The stakes and challenges now are high and growing higher. On the one hand, Delhi’s engagement with Riyadh, kickstarted in 2006 by King Abdullah bin Abdulaziz Al Saud’s visit — and furthered this time by a memorandum of understanding on defence cooperation for greater exchange of information and training as well as four agreements to jointly promote and facilitate investments and trade — has the potential to facilitate ties with other nations in the region as well given Saudi Arabia’s influence. On the other, Riyadh has shown a clear interest in courting Islamabad, which could complicate matters — and the sectarian strife expanding from the Syrian conflict could so even more. Riyadh and Tehran, jostling for influence in the region and backing proxies on opposing sides of that conflict, might be inimical to each other, but they are both equally important to Delhi. The external affairs ministry will have to be exceedingly nimble-footed to finesse its Look Middle East policy given these factors.

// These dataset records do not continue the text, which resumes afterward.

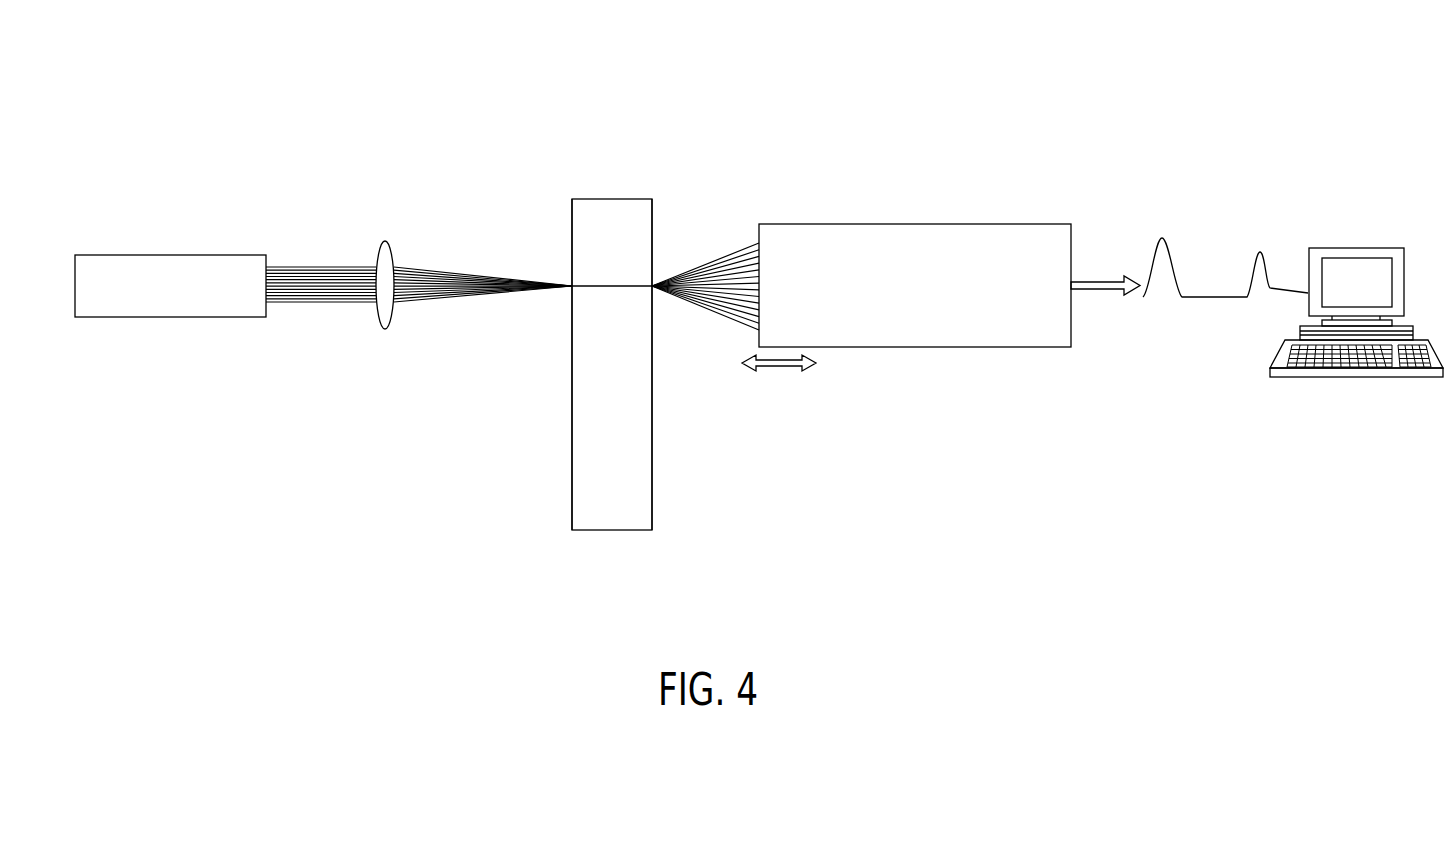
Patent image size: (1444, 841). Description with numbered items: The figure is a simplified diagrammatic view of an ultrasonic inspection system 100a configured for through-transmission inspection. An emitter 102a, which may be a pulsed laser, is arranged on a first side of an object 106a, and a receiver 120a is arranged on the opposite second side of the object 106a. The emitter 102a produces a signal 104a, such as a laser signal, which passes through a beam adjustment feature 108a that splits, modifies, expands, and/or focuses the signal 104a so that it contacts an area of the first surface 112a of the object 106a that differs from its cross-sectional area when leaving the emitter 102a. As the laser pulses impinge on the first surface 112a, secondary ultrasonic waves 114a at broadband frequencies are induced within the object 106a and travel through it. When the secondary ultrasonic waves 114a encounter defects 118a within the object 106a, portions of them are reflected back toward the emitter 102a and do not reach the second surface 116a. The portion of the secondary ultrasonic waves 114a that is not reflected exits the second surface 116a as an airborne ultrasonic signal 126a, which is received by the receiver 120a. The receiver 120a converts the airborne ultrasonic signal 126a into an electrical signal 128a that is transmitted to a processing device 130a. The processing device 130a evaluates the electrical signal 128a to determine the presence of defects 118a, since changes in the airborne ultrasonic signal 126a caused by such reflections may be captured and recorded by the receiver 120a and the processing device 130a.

The ultrasonic inspection system 100a is at (1005, 109).
The emitter 102a is at (153, 268).
The signal 104a is at (332, 268).
The object 106a is at (610, 210).
The beam adjustment feature 108a is at (390, 252).
The first surface 112a is at (572, 223).
The secondary ultrasonic waves 114a is at (627, 286).
The second surface 116a is at (652, 460).
The defects 118a is at (599, 361).
The receiver 120a is at (1035, 348).
The airborne ultrasonic signal 126a is at (727, 277).
The electrical signal 128a is at (1227, 297).
The processing device 130a is at (1347, 252).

For this, it must work on identifying long-term objectives — counter-terrorism is as important as energy security and trade here — and formulating a holistic approach for furthering them. It has worked in silos for too long, viewing West Asia and the Gulf region as separate entities and fearing to engage adequately with them given the messy nature of regional politics and fear of domestic political repercussions given India’s Muslim population. It is time to look past those old formulations and go big.